Ciò che lega, per opposizione, la Seconda alla Quinta Sinfonia (in do minore, Op. 67), la cui gestazione durò dal 1804 (i primi abbozzi sono contemporanei alla stesura della Terza) al 1808, è proprio il rovesciamento delle posizioni di base: il messaggio, qui, è affidato al contenuto, e la forma non è che un supporto. Un supporto tutt'altro che secondario, ma affilatissimo, senza sbavature o ripensamenti. La sinfonia corre via infatti molto velocemente, nonostante la tumultuosità di tanti passaggi e la complessità del cammino che fa compiere all'ascoltatore, e sembra dirci: il dramma, la tragedia, poco o tanto, c'è per tutti: ma alla fine c'è il trionfo, il superamento. Dall'oscuro do minore del primo movimento (tonalità beethoveniana per antonomasia, la stessa del Coriolano, della “Patetica” e dell'ultima Sonata per pianoforte, l'Op. 111) si passa al luminoso do maggiore della conclusione. Di fatto questa composizione ha fatto la storia della musica: e non è un caso se oggi, quando si parla di “Quinta Sinfonia”, si intenda per antonomasia quella di Beethoven.

Da un punto di vista filologico si sarebbe preferito che il concerto continuasse con la Terza, per evidenziare l'evoluzione del pensiero sinfonico beethoveniano, che dopo la Seconda si ingigantisce sfociando nell'Eroica (la Quinta brilla invece per asciuttezza: tutto nella Quinta è indispensabile), ma le esigenze di tempistiche e di resistenza degli orchestrali sono comprensibili. Via quindi ad una Quinta che, inaspettatamente, ha destato qualche perplessità. Accanto a cesellature di pregio, come il rilievo dato ad alcuni passaggi di solito in ombra (dei corni nel primo movimento, dei legni nel secondo, per esempio, cosa che ha permesso di rilevare la cura compositiva dell'orchestrazione), o il fine dialogo dei fiati nello sviluppo dell'Allegro con brio (indicazioni come diminuendo… piano… sempre più piano… pianissimo sono sfumature da seguire alla lettera), vanno segnalate l'assenza della corona puntata sul secondo “ta-ta-ta-taaa” (il suono non è stato minimamente prolungato: e se un eccesso di questo prolungamento può risultare troppo teatrale, la sua completa soppressione annulla dal lato opposto le possibilità di grandezza drammatica del tema) e la sporadica asprezza delle trombe. Il secondo e il terzo movimento sono scivolati via destando forse più interesse del primo (impeccabile l'effetto di oscurità, di mistero dato nel terzo, in particolare). Ma a turbare più di tutto è stata l'eccessiva velocità dell'ultimo movimento. Vorrei soffermarmi su questo: se il terzo movimento è segnato Allegro e il quarto Allegro, si deduce che Beethoven volesse i due movimenti eseguiti alla stessa velocità (chiaramente con la differenza del solfeggio da 3/4 a 4/4). Perché quindi Gatti decide di prendere un tempo per l'Allegro del terzo movimento e accelerarlo per quello del quarto? L'approdo al quarto movimento dev'essere un'uscita dalle tenebre, una vittoria, un'esplosione di luce. Eseguito alla velocità voluta da Gatti, il tema del quarto movimento, sulle note della triade di do maggiore, ha assunto l'andamento di una marcetta compiaciuta, che è quanto di più distante dalla pompa e dalla festa che dovrebbe suscitare! Questo significa snaturare l'essenza del movimento, il suo significato.
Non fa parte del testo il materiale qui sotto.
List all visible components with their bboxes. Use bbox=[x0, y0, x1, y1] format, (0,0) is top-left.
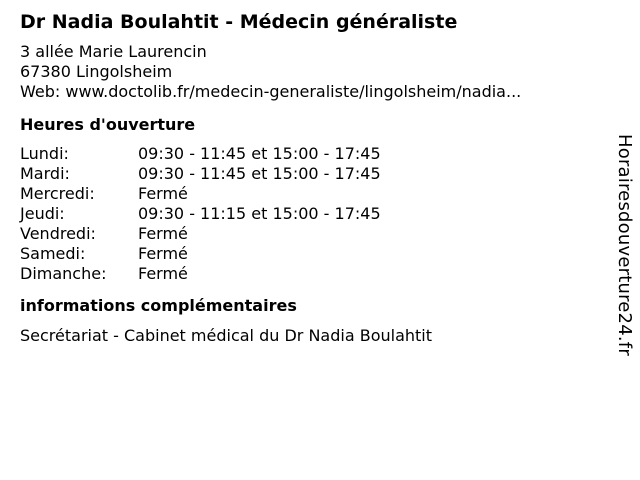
day-label: Lundi: bbox=[20, 144, 69, 163]
hours-value: Fermé bbox=[138, 224, 188, 243]
day-label: Jeudi: bbox=[20, 204, 65, 223]
hours-value: Fermé bbox=[138, 244, 188, 263]
day-label: Vendredi: bbox=[20, 224, 96, 243]
opening-hours-heading: Heures d'ouverture bbox=[20, 115, 196, 134]
hours-row-wednesday bbox=[20, 184, 381, 204]
hours-value: Fermé bbox=[138, 264, 188, 283]
address-street: 3 allée Marie Laurencin bbox=[20, 42, 207, 61]
day-label: Samedi: bbox=[20, 244, 86, 263]
hours-value: 09:30 - 11:45 et 15:00 - 17:45 bbox=[138, 164, 381, 183]
hours-row-saturday bbox=[20, 244, 381, 264]
additional-info-text: Secrétariat - Cabinet médical du Dr Nadia Boulahtit bbox=[20, 326, 432, 345]
day-label: Mercredi: bbox=[20, 184, 95, 203]
hours-value: Fermé bbox=[138, 184, 188, 203]
hours-row-tuesday bbox=[20, 164, 381, 184]
additional-info-heading: informations complémentaires bbox=[20, 296, 297, 315]
hours-value: 09:30 - 11:15 et 15:00 - 17:45 bbox=[138, 204, 381, 223]
day-label: Dimanche: bbox=[20, 264, 107, 283]
address-city: 67380 Lingolsheim bbox=[20, 62, 173, 81]
business-card bbox=[20, 10, 600, 346]
hours-row-monday bbox=[20, 144, 381, 164]
website-line: Web: www.doctolib.fr/medecin-generaliste/lingolsheim/nadia... bbox=[20, 82, 522, 101]
hours-value: 09:30 - 11:45 et 15:00 - 17:45 bbox=[138, 144, 381, 163]
hours-row-sunday bbox=[20, 264, 381, 284]
site-watermark: Horairesdouverture24.fr bbox=[614, 134, 635, 356]
day-label: Mardi: bbox=[20, 164, 70, 183]
hours-row-friday bbox=[20, 224, 381, 244]
opening-hours-table bbox=[20, 144, 381, 284]
page-title: Dr Nadia Boulahtit - Médecin généraliste bbox=[20, 11, 458, 33]
hours-row-thursday bbox=[20, 204, 381, 224]
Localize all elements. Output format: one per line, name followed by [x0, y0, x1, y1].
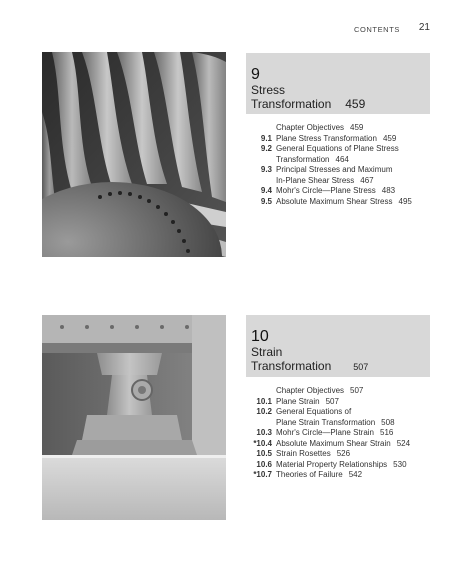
toc-list [246, 123, 430, 207]
section-title: Mohr's Circle—Plane Stress [276, 186, 376, 195]
section-number: 10.2 [256, 407, 272, 416]
section-title: General Equations of Plane Stress [276, 144, 399, 153]
section-page: 542 [348, 470, 363, 479]
running-head-title: CONTENTS [353, 25, 400, 34]
toc-item[interactable] [246, 386, 430, 397]
section-number: 10.3 [256, 428, 272, 437]
toc-item[interactable] [246, 470, 430, 481]
section-page: 526 [336, 449, 351, 458]
section-title: Mohr's Circle—Plane Strain [276, 428, 375, 437]
toc-item[interactable] [246, 397, 430, 408]
toc-item[interactable] [246, 165, 430, 186]
section-title: Material Property Relationships [276, 459, 388, 469]
chapter-page: 507 [353, 362, 369, 372]
section-page: 507 [325, 396, 339, 406]
section-page: 467 [360, 175, 374, 185]
page-number: 21 [418, 22, 430, 33]
section-page: 464 [335, 154, 349, 164]
chapter-number: 10 [251, 328, 269, 345]
chapter-heading [246, 315, 430, 377]
toc-item[interactable] [246, 186, 430, 197]
steel-bearing-photo [42, 315, 226, 520]
section-number: 10.1 [256, 396, 272, 406]
chapter-9 [246, 53, 430, 207]
section-number [246, 123, 276, 134]
chapter-number: 9 [251, 66, 260, 83]
section-title: In-Plane Shear Stress [276, 175, 355, 185]
section-title: Plane Strain [276, 396, 320, 406]
section-number: 10.5 [256, 449, 272, 458]
toc-item[interactable] [246, 449, 430, 460]
running-head [0, 22, 460, 38]
section-title: Absolute Maximum Shear Strain [276, 438, 391, 448]
toc-item[interactable] [246, 428, 430, 439]
section-title: Plane Stress Transformation [276, 133, 377, 143]
toc-item[interactable] [246, 407, 430, 428]
section-number: *10.7 [253, 470, 272, 479]
toc-item[interactable] [246, 123, 430, 134]
toc-item[interactable] [246, 439, 430, 450]
toc-item[interactable] [246, 197, 430, 208]
section-page: 516 [380, 428, 394, 437]
chapter-title [251, 83, 422, 111]
chapter-title-line: Transformation [251, 359, 332, 373]
toc-item[interactable] [246, 460, 430, 471]
chapter-title [251, 345, 422, 374]
section-page: 459 [382, 133, 397, 143]
section-number: 9.2 [260, 144, 272, 153]
section-page: 459 [350, 123, 364, 132]
section-title: General Equations of [276, 407, 352, 416]
section-number: 9.3 [260, 165, 272, 174]
section-page: 508 [381, 417, 395, 427]
section-title: Strain Rosettes [276, 449, 331, 458]
section-title: Chapter Objectives [276, 123, 345, 132]
section-title: Transformation [276, 154, 330, 164]
section-page: 524 [396, 438, 411, 448]
chapter-heading [246, 53, 430, 114]
chapter-title-line: Stress [251, 83, 286, 97]
section-title: Chapter Objectives [276, 386, 345, 395]
section-number: 9.5 [260, 196, 272, 206]
turbine-blades-photo [42, 52, 226, 257]
section-title: Absolute Maximum Shear Stress [276, 196, 393, 206]
section-title: Theories of Failure [276, 470, 343, 479]
chapter-10 [246, 315, 430, 481]
section-page: 507 [350, 386, 364, 395]
chapter-page: 459 [345, 97, 366, 111]
toc-item[interactable] [246, 134, 430, 145]
section-page: 495 [398, 196, 412, 206]
toc-list [246, 386, 430, 481]
section-number: 9.1 [260, 133, 272, 143]
section-number: *10.4 [253, 438, 272, 448]
section-number [246, 386, 276, 397]
section-page: 483 [381, 186, 396, 195]
section-title: Principal Stresses and Maximum [276, 165, 393, 174]
chapter-title-line: Strain [251, 345, 283, 359]
section-title: Plane Strain Transformation [276, 417, 376, 427]
section-number: 10.6 [256, 459, 272, 469]
chapter-title-line: Transformation [251, 97, 332, 111]
toc-item[interactable] [246, 144, 430, 165]
section-number: 9.4 [260, 186, 272, 195]
section-page: 530 [393, 459, 407, 469]
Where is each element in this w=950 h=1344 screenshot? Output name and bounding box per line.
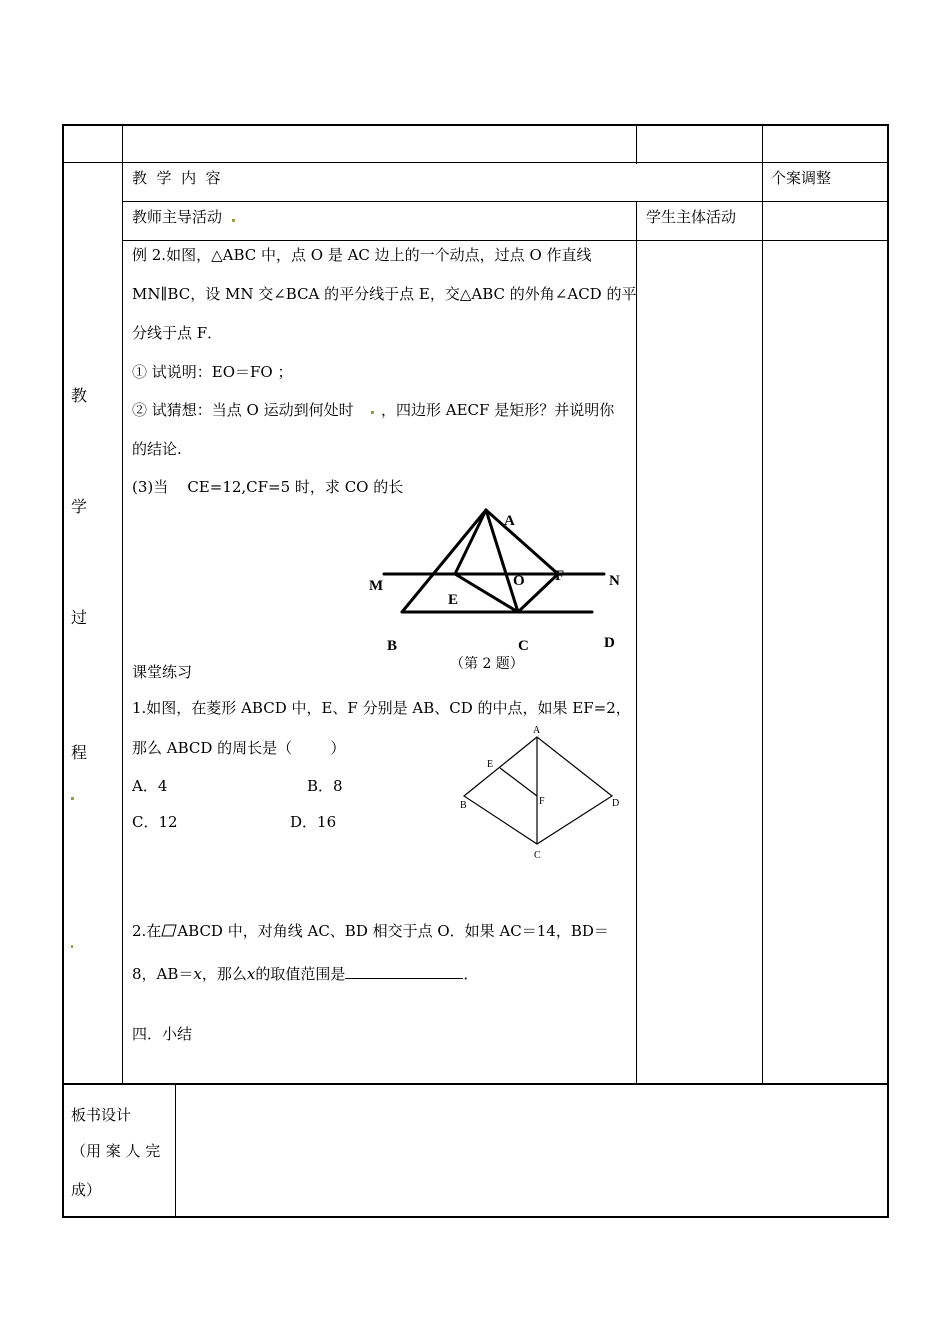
process-label-char-2: 学 [71, 497, 88, 516]
table-row-line-1 [62, 162, 889, 163]
practice-heading: 课堂练习 [132, 663, 193, 681]
q2-rest: ABCD 中，对角线 AC、BD 相交于点 O．如果 AC＝14，BD＝ [177, 922, 609, 940]
option-d: D．16 [290, 813, 337, 831]
variable-x: x [246, 965, 256, 983]
practice-q2-line1 [132, 921, 609, 941]
example2-line3: 分线于点 F． [132, 324, 223, 342]
option-a: A．4 [132, 777, 168, 795]
table-col-line-2 [636, 124, 637, 164]
board-design-line1: 板书设计 [71, 1106, 132, 1124]
example2-question2a: ② 试猜想：当点 O 运动到何处时 [132, 401, 354, 419]
figure-label-a: A [504, 513, 515, 529]
teacher-activity-header: 教师主导活动 [132, 208, 223, 226]
table-col-line-1 [122, 124, 123, 1085]
figure-label-n: N [609, 573, 620, 589]
table-border-left [62, 124, 64, 1218]
table-row-line-2 [122, 201, 889, 202]
example2-line1: 例 2.如图，△ABC 中，点 O 是 AC 边上的一个动点，过点 O 作直线 [132, 246, 592, 264]
rhombus-label-e: E [487, 759, 494, 770]
example2-question2c: 的结论. [132, 440, 182, 458]
table-row-line-3 [122, 240, 889, 241]
student-activity-header: 学生主体活动 [646, 208, 737, 226]
example2-question2b: ，四边形 AECF 是矩形？并说明你 [381, 401, 615, 419]
rhombus-label-c: C [534, 850, 541, 861]
figure-label-e: E [448, 592, 459, 608]
variable-x: x [193, 965, 202, 983]
figure-label-o: O [513, 573, 525, 589]
practice-q1-line2: 那么 ABCD 的周长是（ ） [132, 739, 346, 757]
rhombus-label-f: F [539, 796, 545, 807]
answer-blank[interactable] [345, 964, 463, 979]
q2-line2-a: 8，AB＝ [132, 965, 194, 983]
table-row-line-4 [62, 1083, 889, 1085]
marker-dot [371, 411, 374, 414]
adjust-header: 个案调整 [771, 169, 832, 187]
triangle-figure [360, 500, 630, 660]
q2-line2-c: 的取值范围是 [255, 965, 346, 983]
q2-line2-b: ，那么 [201, 965, 247, 983]
table-border-bottom [62, 1216, 889, 1218]
example2-line2: MN∥BC，设 MN 交∠BCA 的平分线于点 E，交△ABC 的外角∠ACD 的平 [132, 285, 637, 303]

Ci ha pensato la musica, ci ha pensato Beethoven a correggere il tiro, con note che stanno bene (quasi) in qualsiasi modo le si esegua. Questione agogica a parte, le emozioni sono state tante, e, nonostante la presenza di scelte poco condivisibili, la direzione di Gatti ha riacceso l'interesse per questi classici la cui ennesima rilettura non può fare che bene: e i fedelissimi, che saranno ricompensati a maggio con la Terza e la Quarta, hanno in cuor loro lasciato l'auditorium Agnelli con un: «Alla prossima, Daniele; alla prossima, Ludwig!».

Christian Speranza

9/2/2015

Le foto del servizio sono di Pasquale Juzzolino.